I have lived in your wonderful country for some 16 months and have loved (almost) every moment. I have traveled to a dozen or so states and seen beautiful things at every turn. I have enjoyed your friendly and welcoming personalities, your large serving sizes, your penchant for BBQ, your ridiculously cheap gym fees, Snapple, and 24-hour green grocers (because who’s never wanted grapes at 3:30 am?). However, there are some things that continue to baffle and confuse me. And I’m not talking about tipping, your bizarre medical television commercials that tell you that you could die from taking whatever pill or potion they are selling, or your insistence on combining fried chicken with waffles. I suspect those things are just too ingrained in the American way of life to change. These though? These six things we can work on.
Plastic Bags
Look, it’s nice that you’re concerned for the well-being of my lone single-serving of Greek yogurt and apple, but there is no need to put them in two plastic bags. There is no fair or reasonable rationale that can be used to explain this. Or how about when I go and get a burger and fries from the restaurant across the street and not only do I get two cardboard containers, but they are placed in a paper bag, which in turn is placed in a plastic carry bag. Enough!
Direct Debit
Can somebody explain how in today’s technologically-advanced world not everyone has cottoned on to direct debit? Receiving an actual real pay check in the mail is wonderful and all, but it would be a lot more convenient if wages just automatically appeared in my bank account on payday. And why on Earth do I have to pay so many fees just to send my monthly rent? It does not cost $5 in “processing fees.”
Tax Included
Look, there comes a point when you just have to admit that you’re lying to people.
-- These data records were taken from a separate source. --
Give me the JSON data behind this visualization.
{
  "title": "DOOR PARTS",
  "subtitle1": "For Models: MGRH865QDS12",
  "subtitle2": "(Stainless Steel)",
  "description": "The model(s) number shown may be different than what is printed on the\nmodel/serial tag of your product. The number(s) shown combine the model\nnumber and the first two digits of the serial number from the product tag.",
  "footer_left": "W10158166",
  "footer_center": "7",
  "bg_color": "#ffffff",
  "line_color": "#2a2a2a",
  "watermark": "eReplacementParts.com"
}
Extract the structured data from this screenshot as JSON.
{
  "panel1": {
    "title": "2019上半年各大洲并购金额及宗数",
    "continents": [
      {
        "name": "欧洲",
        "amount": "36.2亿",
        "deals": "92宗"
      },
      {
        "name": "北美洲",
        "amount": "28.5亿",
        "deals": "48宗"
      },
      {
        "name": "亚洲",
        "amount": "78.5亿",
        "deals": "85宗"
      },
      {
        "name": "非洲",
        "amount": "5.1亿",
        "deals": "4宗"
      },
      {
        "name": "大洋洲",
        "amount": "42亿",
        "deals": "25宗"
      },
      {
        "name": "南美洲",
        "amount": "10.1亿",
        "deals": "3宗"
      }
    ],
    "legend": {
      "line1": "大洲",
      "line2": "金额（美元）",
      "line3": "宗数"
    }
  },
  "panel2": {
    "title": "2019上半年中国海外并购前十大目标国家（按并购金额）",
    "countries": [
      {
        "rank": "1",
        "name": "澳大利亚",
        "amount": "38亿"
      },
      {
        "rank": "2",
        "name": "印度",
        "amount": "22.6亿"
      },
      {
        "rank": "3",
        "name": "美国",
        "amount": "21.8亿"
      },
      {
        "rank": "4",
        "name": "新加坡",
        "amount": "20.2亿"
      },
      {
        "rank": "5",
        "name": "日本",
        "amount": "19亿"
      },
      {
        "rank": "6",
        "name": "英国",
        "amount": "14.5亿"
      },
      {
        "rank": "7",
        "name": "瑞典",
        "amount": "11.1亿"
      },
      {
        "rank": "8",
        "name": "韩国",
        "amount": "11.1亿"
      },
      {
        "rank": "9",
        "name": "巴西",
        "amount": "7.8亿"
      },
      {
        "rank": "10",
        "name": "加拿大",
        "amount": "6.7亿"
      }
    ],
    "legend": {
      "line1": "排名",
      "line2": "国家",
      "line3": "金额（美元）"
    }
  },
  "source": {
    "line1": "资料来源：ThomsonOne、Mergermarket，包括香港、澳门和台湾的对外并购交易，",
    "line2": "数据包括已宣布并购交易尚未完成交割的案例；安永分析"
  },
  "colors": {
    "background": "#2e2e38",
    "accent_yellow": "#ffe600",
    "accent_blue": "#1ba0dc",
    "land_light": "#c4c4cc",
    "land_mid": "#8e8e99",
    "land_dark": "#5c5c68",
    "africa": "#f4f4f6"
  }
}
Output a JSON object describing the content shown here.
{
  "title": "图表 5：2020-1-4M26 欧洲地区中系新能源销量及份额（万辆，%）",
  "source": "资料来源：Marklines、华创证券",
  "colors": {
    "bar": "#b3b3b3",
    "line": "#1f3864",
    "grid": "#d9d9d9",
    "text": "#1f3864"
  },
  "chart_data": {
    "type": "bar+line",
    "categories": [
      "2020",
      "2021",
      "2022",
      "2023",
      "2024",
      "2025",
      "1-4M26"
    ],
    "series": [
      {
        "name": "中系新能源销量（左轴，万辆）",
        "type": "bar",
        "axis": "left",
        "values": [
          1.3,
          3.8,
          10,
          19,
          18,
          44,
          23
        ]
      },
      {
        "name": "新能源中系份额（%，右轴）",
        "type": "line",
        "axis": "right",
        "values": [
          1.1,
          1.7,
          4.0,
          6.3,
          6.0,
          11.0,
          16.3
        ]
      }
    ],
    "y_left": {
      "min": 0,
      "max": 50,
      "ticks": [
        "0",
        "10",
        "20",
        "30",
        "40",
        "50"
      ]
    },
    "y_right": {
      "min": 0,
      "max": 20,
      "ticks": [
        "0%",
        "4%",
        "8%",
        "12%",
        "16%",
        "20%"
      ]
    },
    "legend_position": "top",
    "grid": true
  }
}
That chocolate bar does not cost ninety-nine cents; it costs a dollar and seventeen cents. Don’t bother trying to figure out your spare change before you get to the counter because it will inevitably be more expensive than the sticker actually says and you’ll end up with just more change rustling around the bottom of your jean pockets. Why isn’t this mysterious tax included in the price as it says on the shelf? It’s lunacy!
Fish and Chips
Ask the Brits. Or the Australians. Or basically anyone from the Commonwealth nation because America is not doing them right. There are a handful of shops that do (such as A Salt and Battery in New York’s West Village) and for those my antipodean friends and I thank you. The rest need to get the recipe for batter from somewhere in England and make it pronto.
In-N-Out Burger
I can’t make heads or tails or why a country as obsessed with hamburgers as America is (this is indeed a positive; please never change that) hasn’t figured out a way to get In-N-Out Burger beyond the south-western states. It’s a travesty is what it is and is a failure of everything movies and television and scientific research into obesity levels have taught me are the foundations of this great land.
The Oxford Comma
I have accepted most of America’s grammatical and spelling differences (the letters z and u are very popular), but my ability to just drop the oxford comma from anything I write for American publications makes me twitch. Despite making sentences look aesthetically more pleasing, they also save lives. And unless you want your friends to think you’re inviting two strippers named JFK and Stalin, you’d be best to use an oxford comma. But don’t feel compelled to place one in a plastic bag.